Central Bank: Real Estate Price Rise Normal, Households Cautioned Against Overoptimism
Real estate prices have been soaring, prompting the central bank to caution against overoptimism.
Estonian apartment prices rose more than 20 percent year-on-year in the last quarter of 2013 and the growth continues.
Wage growth has also been significant but real estate price increases are outstripping it.
Households that bought homes in 2006-2007 during the last peak have been taking advantage of the rise in prices to move house after deferring such decisions for years, while low supply of living space is also driving the increase.
"Although the rise in prices and high demand could encourage developers to increase supply, developers and banks have acted […] quite conservatively to this point," said the central bank in an overview released today.
"In a low interest rate environment, there is the danger that continued real estate price increases will lead to overoptimistic expectations in households," the bank warned, though.

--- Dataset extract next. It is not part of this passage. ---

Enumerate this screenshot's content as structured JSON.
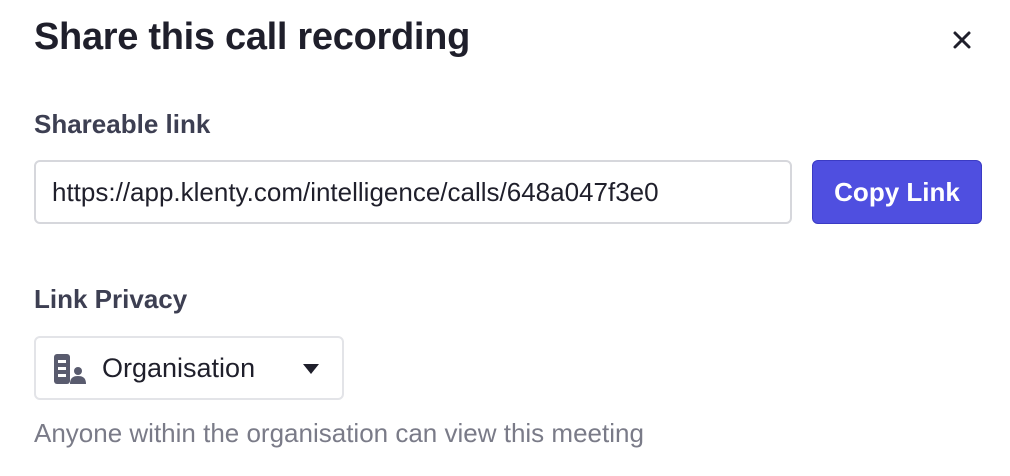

"Due to the rise in prices, the capacity of households to buy housing has decreased and the unfavorable development in the external environment may deal a setback to the real estate market."
It said that as long as bank lending policies stayed the same, there would be little risk. The central bank also said most of the external risks to Estonian financial stability in the next six months were minor as well, though it issued a stock warning regarding some blowback from escalation in the Russia-Ukraine crisis.